Question 12 A torque of 5 KNm is applied to a solid round shaft of 100 mm diameter. Calculate the maximum shear stress in the shaft. (A) 32.12 MPa (B) 50.93 MPa (C) 42.56 MPa (D) 25.46 MPa

To calculate the maximum shear stress in the shaft, you can use the formula for shear stress due to torque: \[ \tau_{\text{max}} = \frac{T \cdot r}{J} \] where \( T \) is the torque (5 KNm = 5000 Nm), \( r \) is the radius (0.1 m / 2 = 0.05 m), and \( J \) is the polar moment of inertia for a circular shaft, given by: \[ J = \frac{\pi \cdot d^4}{32} \] \[ J = \frac{\pi \cdot (0.1)^4}{32} = \frac{\pi \cdot 0.0001}{32} \approx 9.82 \times 10^{-6} \, \text{m}^4 \] Now substituting into the shear stress formula: \[ \tau_{\text{max}} = \frac{5000 \cdot 0.05}{9.82 \times 10^{-6}} \approx 25.46 \, \text{MPa} \] So the correct answer is (D) 25.46 MPa.
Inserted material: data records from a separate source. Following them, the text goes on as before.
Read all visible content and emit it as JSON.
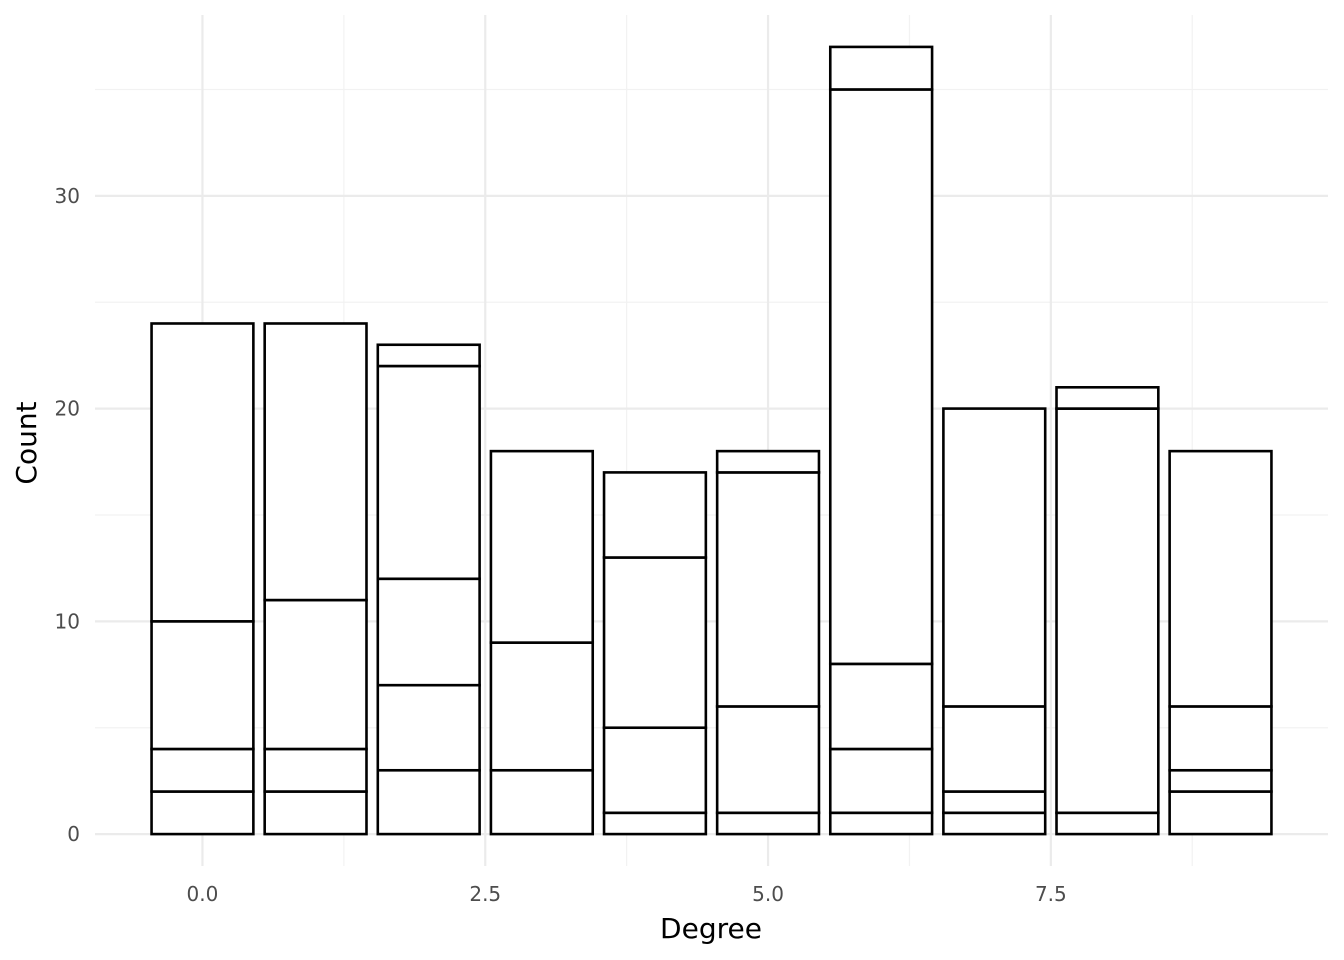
{
  "chart_data": {
    "type": "bar",
    "stacked": true,
    "title": "",
    "xlabel": "Degree",
    "ylabel": "Count",
    "xlim": [
      -0.95,
      9.95
    ],
    "ylim": [
      -1.5,
      38.5
    ],
    "x_ticks": [
      0.0,
      2.5,
      5.0,
      7.5
    ],
    "x_tick_labels": [
      "0.0",
      "2.5",
      "5.0",
      "7.5"
    ],
    "x_minor_ticks": [
      1.25,
      3.75,
      6.25,
      8.75
    ],
    "y_ticks": [
      0,
      10,
      20,
      30
    ],
    "y_tick_labels": [
      "0",
      "10",
      "20",
      "30"
    ],
    "y_minor_ticks": [
      5,
      15,
      25,
      35
    ],
    "bar_width": 0.9,
    "grid": true,
    "fill_color": "#ffffff",
    "outline_color": "#000000",
    "bars": [
      {
        "x": 0,
        "segments": [
          2,
          2,
          6,
          14
        ],
        "total": 24
      },
      {
        "x": 1,
        "segments": [
          2,
          2,
          7,
          13
        ],
        "total": 24
      },
      {
        "x": 2,
        "segments": [
          3,
          4,
          5,
          10,
          1
        ],
        "total": 23
      },
      {
        "x": 3,
        "segments": [
          3,
          6,
          9
        ],
        "total": 18
      },
      {
        "x": 4,
        "segments": [
          1,
          4,
          8,
          4
        ],
        "total": 17
      },
      {
        "x": 5,
        "segments": [
          1,
          5,
          11,
          1
        ],
        "total": 18
      },
      {
        "x": 6,
        "segments": [
          1,
          3,
          4,
          27,
          2
        ],
        "total": 37
      },
      {
        "x": 7,
        "segments": [
          1,
          1,
          4,
          14
        ],
        "total": 20
      },
      {
        "x": 8,
        "segments": [
          1,
          19,
          1
        ],
        "total": 21
      },
      {
        "x": 9,
        "segments": [
          2,
          1,
          3,
          12
        ],
        "total": 18
      }
    ]
  }
}
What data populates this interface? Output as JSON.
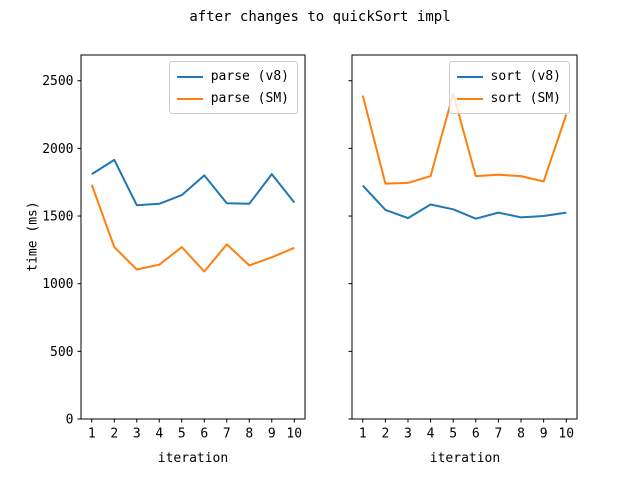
{
  "title": "after changes to quickSort impl",
  "colors": {
    "series_blue": "#1f77b4",
    "series_orange": "#ff7f0e",
    "axis": "#000000",
    "legend_border": "#cccccc",
    "background": "#ffffff"
  },
  "chart_data": [
    {
      "type": "line",
      "panel": "left",
      "x": [
        1,
        2,
        3,
        4,
        5,
        6,
        7,
        8,
        9,
        10
      ],
      "xlabel": "iteration",
      "ylabel": "time (ms)",
      "ylim": [
        0,
        2690
      ],
      "yticks": [
        0,
        500,
        1000,
        1500,
        2000,
        2500
      ],
      "show_ytick_labels": true,
      "grid": false,
      "legend_position": "upper right",
      "series": [
        {
          "name": "parse (v8)",
          "color": "#1f77b4",
          "values": [
            1810,
            1915,
            1580,
            1590,
            1655,
            1800,
            1595,
            1590,
            1810,
            1600
          ]
        },
        {
          "name": "parse (SM)",
          "color": "#ff7f0e",
          "values": [
            1730,
            1270,
            1105,
            1140,
            1270,
            1090,
            1290,
            1135,
            1195,
            1265
          ]
        }
      ]
    },
    {
      "type": "line",
      "panel": "right",
      "x": [
        1,
        2,
        3,
        4,
        5,
        6,
        7,
        8,
        9,
        10
      ],
      "xlabel": "iteration",
      "ylabel": "",
      "ylim": [
        0,
        2690
      ],
      "yticks": [
        0,
        500,
        1000,
        1500,
        2000,
        2500
      ],
      "show_ytick_labels": false,
      "grid": false,
      "legend_position": "upper right",
      "series": [
        {
          "name": "sort (v8)",
          "color": "#1f77b4",
          "values": [
            1725,
            1545,
            1485,
            1585,
            1550,
            1480,
            1525,
            1490,
            1500,
            1525
          ]
        },
        {
          "name": "sort (SM)",
          "color": "#ff7f0e",
          "values": [
            2390,
            1740,
            1745,
            1795,
            2405,
            1795,
            1805,
            1795,
            1755,
            2250
          ]
        }
      ]
    }
  ]
}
Incredibly, this problem taps into the principles of torsion and material science—absolutely essential in designing everything from bridges to car axles! Understanding shear stress helps engineers ensure structures can handle twisting forces without failing. If you’re keen to dive deeper into the fascinating world of mechanics, you might want to explore topics like material strength, fatigue, and failure criteria. Great resources include engineering textbooks or even online platforms such as Coursera or Khan Academy, which provide comprehensive courses on mechanics of materials!